The firm has also been involved in property brokerage, production and distribution of consumer goods like pineapple juice, food coloring and sugar syrups.

In a statement on Wednesday, CAK directed that the target’s permanent employees be retained for a period of 12, twelve (12) months, from the completion date of the transaction, as one of the conditions.

Kartasi Industries Limited (Kartasi Industries) was established in 1972 and over the years, its has grown to a full-scale manufacturing unit for stationery products in Kenya and beyond.

It is has been manufacturing stationery products like exercise books, notebooks, counter books, accounting books, diaries, spring files, box files, tapes, labels, pens and markers.

It brands include Kartasi, Afri, Njema and HIT.

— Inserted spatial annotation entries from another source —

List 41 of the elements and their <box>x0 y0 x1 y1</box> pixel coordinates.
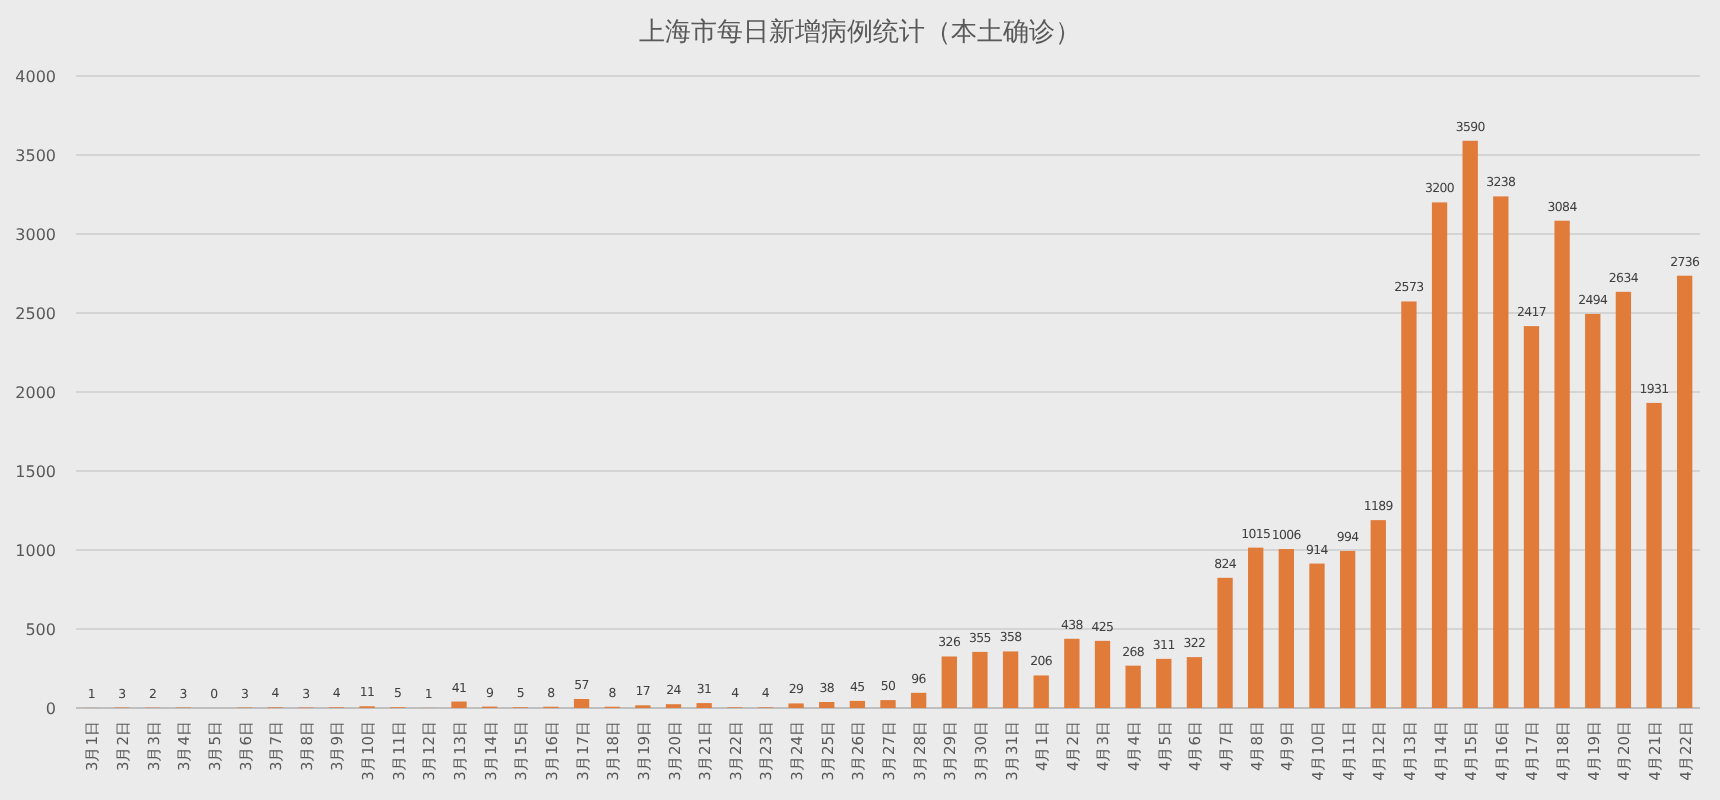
bar <box>1462 140 1478 708</box>
bar <box>1156 658 1172 708</box>
bar <box>1002 651 1019 708</box>
bar <box>1339 550 1356 708</box>
bar <box>941 656 957 708</box>
bar <box>1217 577 1233 708</box>
bar <box>1523 326 1540 708</box>
bar <box>972 651 988 708</box>
y-tick-label: 4000 <box>15 68 56 86</box>
bar <box>1554 220 1570 708</box>
bar <box>819 702 835 708</box>
bar <box>1677 275 1693 708</box>
y-tick-label: 0 <box>45 700 56 718</box>
bar <box>1401 301 1417 708</box>
bar <box>573 698 590 708</box>
bar <box>880 700 896 708</box>
y-tick-label: 2500 <box>15 305 56 323</box>
bar <box>1585 313 1601 708</box>
bar <box>910 692 927 708</box>
bar <box>451 701 467 708</box>
bar <box>1615 291 1632 708</box>
bar <box>849 700 866 708</box>
bar <box>1094 640 1111 708</box>
y-tick-label: 1500 <box>15 463 56 481</box>
bar <box>1646 402 1662 708</box>
bar <box>1278 549 1294 708</box>
y-tick-label: 1000 <box>15 542 56 560</box>
bar <box>1431 202 1448 708</box>
bar <box>1248 547 1264 708</box>
y-tick-label: 2000 <box>15 384 56 402</box>
bar <box>1125 665 1141 708</box>
y-tick-label: 3000 <box>15 226 56 244</box>
bar <box>1493 196 1509 708</box>
bar <box>1370 520 1386 708</box>
chart-title: 上海市每日新增病例统计（本土确诊） <box>639 18 1081 48</box>
y-tick-label: 3500 <box>15 147 56 165</box>
bar <box>1309 563 1325 708</box>
bar <box>1186 657 1203 708</box>
bar <box>1033 675 1049 708</box>
y-tick-label: 500 <box>25 621 56 639</box>
bar <box>1064 638 1080 708</box>
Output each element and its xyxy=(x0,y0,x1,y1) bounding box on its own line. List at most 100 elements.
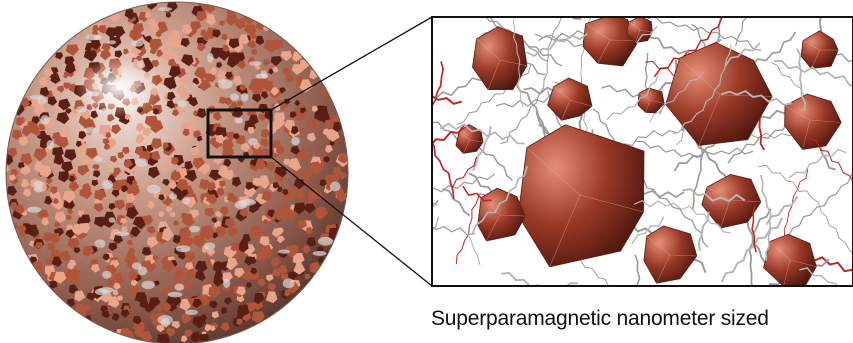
sphere-crystal xyxy=(282,189,289,196)
sphere-gap xyxy=(157,7,173,12)
sphere-crystal xyxy=(65,108,72,115)
sphere-crystal xyxy=(279,202,290,213)
polymer-chain xyxy=(758,164,853,254)
sphere-crystal xyxy=(251,311,265,324)
sphere-crystal xyxy=(146,236,159,248)
sphere-crystal xyxy=(245,181,254,190)
sphere-crystal xyxy=(212,29,221,38)
sphere-gap xyxy=(40,115,50,125)
sphere-crystal xyxy=(194,67,207,80)
polymer-chain xyxy=(796,48,807,111)
sphere-crystal xyxy=(117,295,123,302)
sphere-crystal xyxy=(156,324,165,333)
sphere-crystal xyxy=(216,62,223,69)
sphere-crystal xyxy=(111,124,122,135)
polymer-chain xyxy=(799,267,839,286)
sphere-crystal xyxy=(184,169,197,182)
sphere-gap xyxy=(102,270,112,279)
sphere-crystal xyxy=(113,167,122,176)
sphere-crystal xyxy=(185,262,194,271)
sphere-crystal xyxy=(82,245,94,257)
sphere-crystal xyxy=(112,289,119,296)
sphere-crystal xyxy=(203,35,210,42)
sphere-crystal xyxy=(170,171,182,182)
sphere-crystal xyxy=(142,127,152,137)
sphere-crystal xyxy=(148,297,161,308)
sphere-outline xyxy=(5,1,349,343)
polymer-chain xyxy=(439,122,525,145)
sphere-crystal xyxy=(304,203,316,214)
sphere-crystal xyxy=(293,262,306,275)
sphere-crystal xyxy=(111,189,120,198)
sphere-crystal xyxy=(277,186,283,193)
sphere-crystal xyxy=(174,267,186,279)
sphere-crystal xyxy=(226,55,240,68)
nanocrystal xyxy=(477,187,526,242)
sphere-crystal xyxy=(142,330,153,342)
sphere-crystal xyxy=(49,232,61,244)
sphere-crystal xyxy=(293,202,307,215)
sphere-crystal xyxy=(300,153,308,162)
nanocrystal xyxy=(800,30,839,69)
sphere-crystal xyxy=(293,252,305,265)
sphere-crystal xyxy=(64,62,76,74)
polymer-chain xyxy=(759,174,772,261)
sphere-gap xyxy=(175,245,191,253)
sphere-crystal xyxy=(147,18,157,28)
polymer-chain xyxy=(432,199,439,209)
sphere-crystal xyxy=(172,51,179,59)
sphere-gap xyxy=(157,315,173,325)
sphere-crystal xyxy=(59,250,71,262)
sphere-crystal xyxy=(135,123,145,133)
sphere-crystal xyxy=(80,214,91,225)
sphere-gap xyxy=(107,40,117,45)
sphere-crystal xyxy=(318,111,330,123)
sphere-crystal xyxy=(241,143,250,152)
sphere-crystal xyxy=(230,242,240,252)
sphere-gap xyxy=(261,72,269,79)
sphere-crystal xyxy=(18,162,25,169)
polymer-chain xyxy=(455,195,480,265)
sphere-crystal xyxy=(217,165,230,178)
sphere-crystal xyxy=(49,186,58,195)
sphere-crystal xyxy=(97,25,108,34)
sphere-crystal xyxy=(192,234,207,248)
sphere-crystal xyxy=(232,75,242,86)
sphere-crystal xyxy=(147,201,155,209)
sphere-crystal xyxy=(211,311,220,319)
sphere-crystal xyxy=(179,189,189,197)
sphere-crystal xyxy=(11,129,23,140)
sphere-crystal xyxy=(247,127,255,134)
sphere-crystal xyxy=(272,211,284,221)
polymer-chain xyxy=(720,217,784,283)
sphere-crystal xyxy=(216,187,225,196)
sphere-crystal xyxy=(161,286,170,295)
sphere-crystal xyxy=(200,29,208,37)
sphere-crystal xyxy=(54,211,67,224)
sphere-crystal xyxy=(151,150,161,161)
sphere-crystal xyxy=(295,76,304,85)
sphere-crystal xyxy=(214,225,227,238)
sphere-crystal xyxy=(307,132,316,142)
sphere-crystal xyxy=(165,35,178,48)
sphere-crystal xyxy=(285,74,294,83)
sphere-gap xyxy=(248,61,262,66)
sphere-crystal xyxy=(219,180,226,188)
sphere-crystal xyxy=(329,140,335,146)
sphere-crystal xyxy=(154,280,160,286)
sphere-crystal xyxy=(272,140,281,149)
sphere-crystal xyxy=(53,107,60,113)
sphere-crystal xyxy=(256,278,266,288)
sphere-crystal xyxy=(47,96,58,106)
sphere-crystal xyxy=(297,220,307,230)
nanoparticle-sphere xyxy=(5,1,349,343)
sphere-crystal xyxy=(255,158,267,170)
sphere-crystal xyxy=(265,274,274,282)
sphere-crystal xyxy=(212,261,224,273)
sphere-crystal xyxy=(290,126,299,135)
sphere-gap xyxy=(312,250,327,256)
sphere-crystal xyxy=(105,132,112,139)
sphere-crystal xyxy=(81,155,91,166)
sphere-crystal xyxy=(26,224,40,238)
sphere-crystal xyxy=(111,313,120,321)
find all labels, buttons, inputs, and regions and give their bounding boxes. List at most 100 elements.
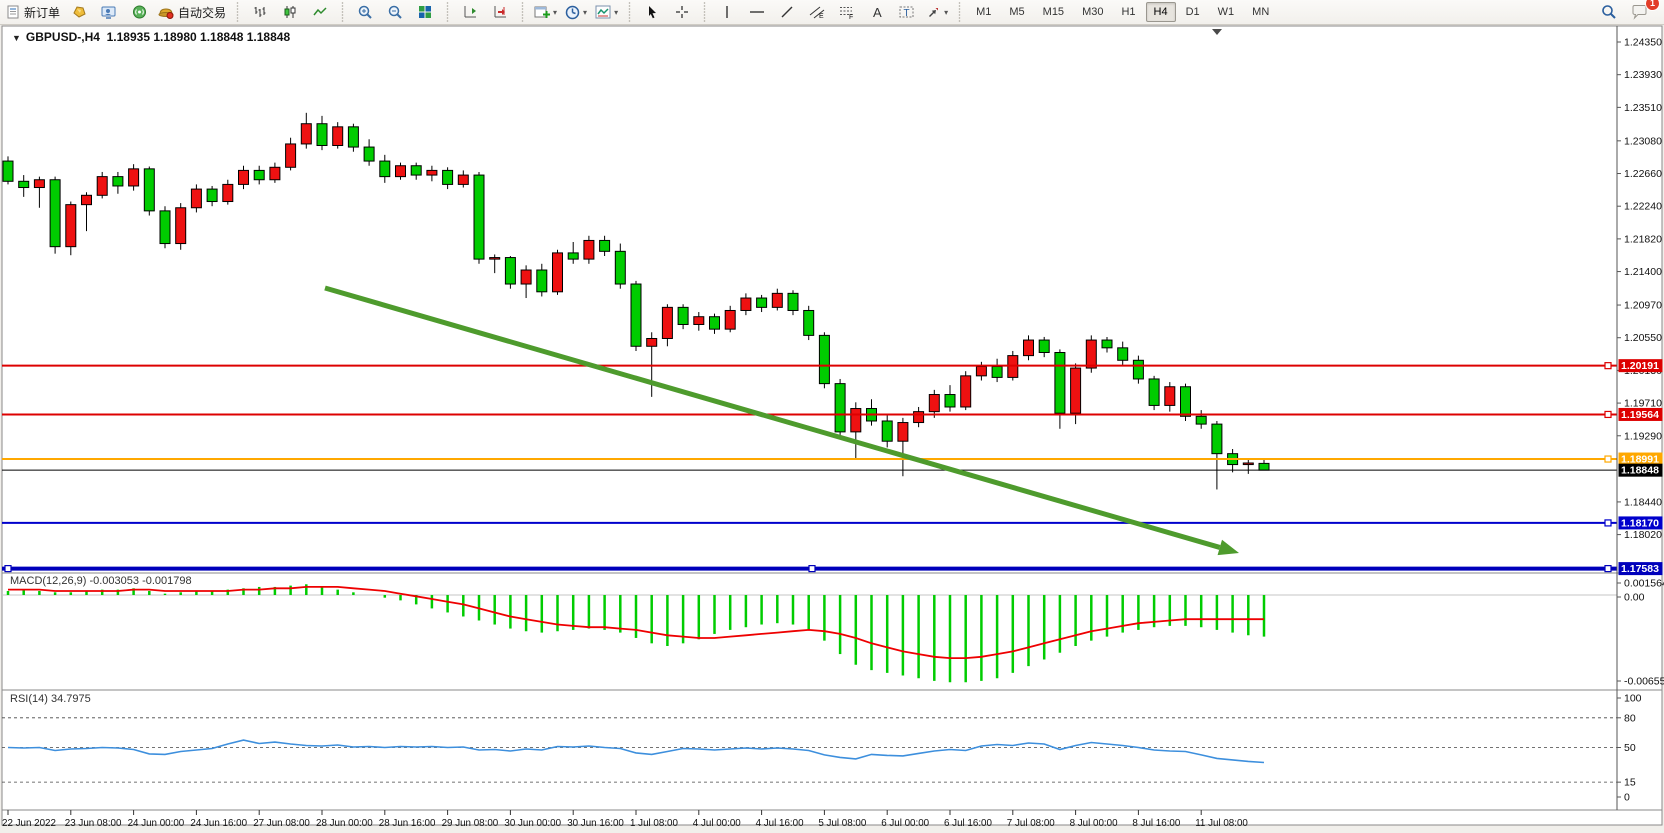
date-label: 6 Jul 00:00 (881, 818, 929, 829)
candle-body (504, 257, 516, 285)
timeframe-h4-button[interactable]: H4 (1145, 2, 1176, 22)
monitor-user-icon (101, 5, 117, 19)
new-chart-button[interactable]: ▾ (530, 0, 561, 24)
bar-chart-button[interactable] (245, 0, 275, 24)
line-chart-button[interactable] (305, 0, 335, 24)
svg-text:1.22660: 1.22660 (1624, 168, 1662, 180)
svg-text:F: F (849, 14, 853, 19)
candle-body (960, 375, 972, 408)
macd-axis-label: 0.001564 (1624, 578, 1664, 590)
candle-body (661, 306, 673, 339)
timeframe-m15-button[interactable]: M15 (1042, 6, 1065, 18)
candle-body (33, 179, 45, 189)
timeframe-mn-button[interactable]: MN (1252, 6, 1270, 18)
candle-body (567, 252, 579, 260)
signals-button[interactable] (124, 0, 154, 24)
market-watch-button[interactable] (64, 0, 94, 24)
candle-body (332, 126, 344, 147)
candle-body (81, 194, 92, 206)
candle-body (1211, 423, 1223, 455)
candle-body (881, 420, 893, 442)
candle-body (347, 126, 359, 148)
auto-scroll-button[interactable] (455, 0, 485, 24)
candle-body (1117, 347, 1129, 361)
date-label: 5 Jul 08:00 (818, 818, 866, 829)
tile-windows-button[interactable] (410, 0, 440, 24)
candle-body (709, 316, 720, 330)
trendline-button[interactable] (772, 0, 802, 24)
candle-body (583, 239, 595, 260)
candle-body (677, 306, 689, 325)
zoom-in-button[interactable] (350, 0, 380, 24)
candle-body (316, 123, 328, 147)
line-handle[interactable] (808, 565, 816, 573)
chevron-down-icon: ▾ (614, 7, 619, 17)
new-order-button-label: 新订单 (24, 5, 61, 20)
date-label: 11 Jul 08:00 (1195, 818, 1248, 829)
arrows-button[interactable]: ▾ (922, 0, 952, 24)
search-icon (1601, 4, 1617, 20)
candle-body (787, 292, 799, 311)
macd-axis-label: -0.006555 (1624, 676, 1664, 688)
candle-body (897, 422, 909, 442)
candle-body (269, 166, 281, 181)
text-label-icon: T (899, 5, 915, 19)
rsi-axis-label: 0 (1624, 792, 1630, 804)
crosshair-button[interactable] (667, 0, 697, 24)
indicators-button[interactable]: ▾ (591, 0, 622, 24)
svg-text:1.20550: 1.20550 (1624, 332, 1662, 344)
date-label: 4 Jul 00:00 (693, 818, 741, 829)
line-handle[interactable] (4, 565, 12, 573)
svg-text:1.23080: 1.23080 (1624, 135, 1662, 147)
chevron-down-icon: ▾ (553, 7, 558, 17)
label-button[interactable]: T (892, 0, 922, 24)
candle-body (1258, 462, 1270, 471)
horizontal-line-button[interactable] (742, 0, 772, 24)
zoom-out-button[interactable] (380, 0, 410, 24)
timeframe-h1-button[interactable]: H1 (1121, 6, 1136, 18)
period-button[interactable]: ▾ (561, 0, 591, 24)
cursor-button[interactable] (637, 0, 667, 24)
candle-body (1242, 462, 1254, 466)
text-button[interactable]: A (862, 0, 892, 24)
fibonacci-button[interactable]: F (832, 0, 862, 24)
svg-text:A: A (873, 5, 882, 19)
chart-shift-button[interactable] (485, 0, 515, 24)
candlestick-chart-button[interactable] (275, 0, 305, 24)
collapse-triangle-icon[interactable]: ▼ (12, 33, 21, 43)
timeframe-m30-button[interactable]: M30 (1082, 6, 1104, 18)
line-handle[interactable] (1604, 410, 1612, 419)
horizontal-line-icon (749, 5, 765, 19)
line-handle[interactable] (1604, 362, 1612, 370)
new-chart-icon (534, 5, 551, 19)
candle-body (1101, 339, 1113, 349)
candle-body (1132, 359, 1144, 380)
timeframe-w1-button[interactable]: W1 (1217, 6, 1235, 18)
trend-arrow-head[interactable] (1217, 539, 1239, 556)
terminal-button[interactable] (94, 0, 124, 24)
line-handle[interactable] (1604, 565, 1612, 573)
timeframe-m1-button[interactable]: M1 (976, 6, 992, 18)
search-button[interactable] (1594, 0, 1624, 24)
candle-body (457, 174, 469, 185)
date-label: 27 Jun 08:00 (253, 818, 310, 829)
channel-button[interactable]: E (802, 0, 832, 24)
vertical-line-button[interactable] (712, 0, 742, 24)
autotrading-button[interactable]: 自动交易 (154, 0, 230, 24)
timeframe-d1-button[interactable]: D1 (1185, 6, 1200, 18)
time-axis[interactable]: 22 Jun 2022 23 Jun 08:00 24 Jun 00:00 24 Ju… (2, 810, 1248, 829)
trend-arrow-line[interactable] (324, 285, 1221, 550)
line-handle[interactable] (1604, 519, 1612, 527)
candle-body (724, 309, 736, 330)
chat-button[interactable]: 1 (1624, 0, 1660, 24)
line-handle[interactable] (1604, 455, 1612, 463)
clock-icon (565, 5, 580, 20)
new-order-button[interactable]: 新订单 (2, 0, 64, 24)
candle-body (473, 174, 485, 260)
zoom-in-icon (358, 5, 373, 20)
date-label: 1 Jul 08:00 (630, 818, 678, 829)
chart-shift-marker-icon[interactable] (1212, 29, 1222, 35)
timeframe-m5-button[interactable]: M5 (1009, 6, 1025, 18)
candle-body (756, 297, 768, 308)
candlestick-icon (283, 5, 297, 19)
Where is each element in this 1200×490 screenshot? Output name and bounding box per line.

The parties’ combined and relevant turnover for the preceding year was over Sh1 billion.

“The transaction, therefore, met the threshold for mandatory notification and full merger analysis as provided in the Competition (General) Rules, 2019,” CAK said.

Further, it notes that the merging parties’ activities do not overlap and the target’s products are distributed to entities across the country and, therefore, the relevant geographical market is national.

The educational and commercial stationery market in Kenya has over 400 manufacturers and suppliers.

Main players and their approximate market shares in the industry includes Twiga Stationers and Printers Ltd (38.8%), Kenafric Manufacturing Limited (20.9%), Kartasi Industries Limited (9.7%) and Economic Industries Limited (9.6%).

Guaca Stationers Limited has a 6.5 per cent share, Elite Offset Ltd (5.7%), Safari Stationers (K) Ltd (4.3%), National Printing Press Ltd (0.5%), and others (4.4%).

Post-merger, there will be no change in the market structure and concentration since parties’ activities do not overlap, CAK said.

“ Therefore, the proposed transaction is not likely to lead to a substantial lessening of competition in the relevant market or raise any competition concerns,” it noted.

During merger analysis, the Authority also considers the impact that a proposed transaction will have on public interest.

The public interest concerns considerations include theextent to which a proposed merger would impact employment, impact on competitiveness of SMEs, impact on particular sectors and impact on the ability of national industries to compete in international markets.

The acquirer has agreed to retain all the 69 permanent employees for at least one year from the completion date of the transaction.